Mortgages come in many shapes and sizes. The rate on a 15-year mortgage, for example, is usually less than the rate on a 30-year. The rate a lender offers one customer might be significantly higher than the rate offered to a customer with better credit. Whether you are in the market for your first home loan or are looking to refinance your current loan to take advantage of the still low interest rates, learning how to negotiate your mortgage rate can mean more money in your pocket.

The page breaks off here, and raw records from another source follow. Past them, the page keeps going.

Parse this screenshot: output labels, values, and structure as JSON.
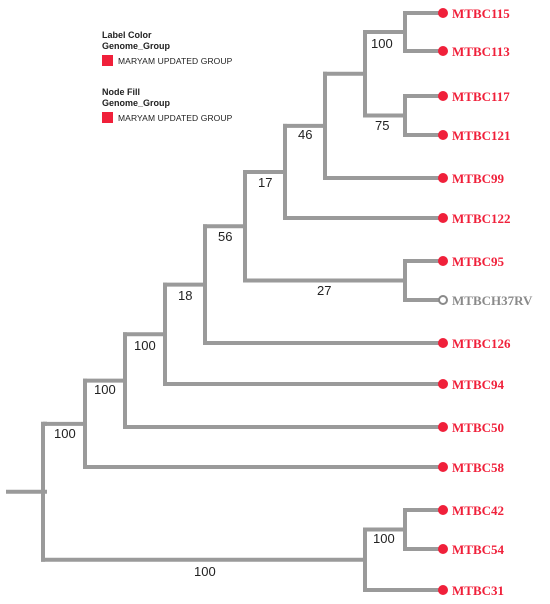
{
  "legend": {
    "label_color": {
      "title": "Label Color",
      "subtitle": "Genome_Group",
      "item": "MARYAM UPDATED GROUP",
      "color": "#f0203a"
    },
    "node_fill": {
      "title": "Node Fill",
      "subtitle": "Genome_Group",
      "item": "MARYAM UPDATED GROUP",
      "color": "#f0203a"
    }
  },
  "colors": {
    "group": "#f0203a",
    "reference": "#8a8a8a",
    "branch": "#9a9a9a"
  },
  "leaves": [
    {
      "name": "MTBC115",
      "group": true
    },
    {
      "name": "MTBC113",
      "group": true
    },
    {
      "name": "MTBC117",
      "group": true
    },
    {
      "name": "MTBC121",
      "group": true
    },
    {
      "name": "MTBC99",
      "group": true
    },
    {
      "name": "MTBC122",
      "group": true
    },
    {
      "name": "MTBC95",
      "group": true
    },
    {
      "name": "MTBCH37RV",
      "group": false
    },
    {
      "name": "MTBC126",
      "group": true
    },
    {
      "name": "MTBC94",
      "group": true
    },
    {
      "name": "MTBC50",
      "group": true
    },
    {
      "name": "MTBC58",
      "group": true
    },
    {
      "name": "MTBC42",
      "group": true
    },
    {
      "name": "MTBC54",
      "group": true
    },
    {
      "name": "MTBC31",
      "group": true
    }
  ],
  "support_values": [
    {
      "node": "clade-115-113",
      "value": "100"
    },
    {
      "node": "clade-117-121",
      "value": "75"
    },
    {
      "node": "clade-46",
      "value": "46"
    },
    {
      "node": "clade-17",
      "value": "17"
    },
    {
      "node": "clade-56",
      "value": "56"
    },
    {
      "node": "clade-95-h37rv",
      "value": "27"
    },
    {
      "node": "clade-18",
      "value": "18"
    },
    {
      "node": "clade-100-a",
      "value": "100"
    },
    {
      "node": "clade-100-b",
      "value": "100"
    },
    {
      "node": "clade-100-c",
      "value": "100"
    },
    {
      "node": "clade-42-54",
      "value": "100"
    },
    {
      "node": "clade-42-54-31",
      "value": "100"
    }
  ]
}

The first rule to follow when learning to negotiate your mortgage rate is to shop around. If you only talk to one lender, you have no way of knowing what’s out there and have no way to know if that lender is giving you a good rate on your loan. The rate you are offered and the types of fees you might need to pay will vary based on whether you work directly with a lender or go through a broker. The Federal Trade Commission has prepared a mortgage shopping worksheet that can help you see the differences in the offers you receive at a glance.
Go in prepared
The better your credit, the better the position you’ll be in when it comes to negotiating your mortgage rate. If possible, wait until your credit has improved before applying for a new loan or trying to refinance your current one. Your credit history is just one part of the equation when it comes to working with a lender to get the best rate. Your income and assets also pay a part, as you can use them as leverage and proof that you’re more likely to repay the loan.
If you don’t have a great credit score or a lot of assets, one way to go into a negotiation prepared is to get a number of offers from different lenders. Instead of using your own history and assets as leverage, you’ll be using one lender’s offer to try to get a better deal from another.
When in doubt, ask
Getting a mortgage often involves a number of fees. It’s in your best interest to find out what each fee is and why it’s there. Feel free to ask the lender to break down the various fees for you, so that you have more leverage. In some cases, a lender might bump up a fee so that he or she gets a higher commission. If that’s the case, you most likely have room to negotiate with the lender to get him or her to reduce the cost of the loan.
When applying for a mortgage, the ball is in your court in terms of making sure you get the best rate possible. Don’t be afraid to work with a lender or to ask any questions about fees or rates you’re unsure about. Taking the time to shop around and negotiate can mean significant savings in the long run.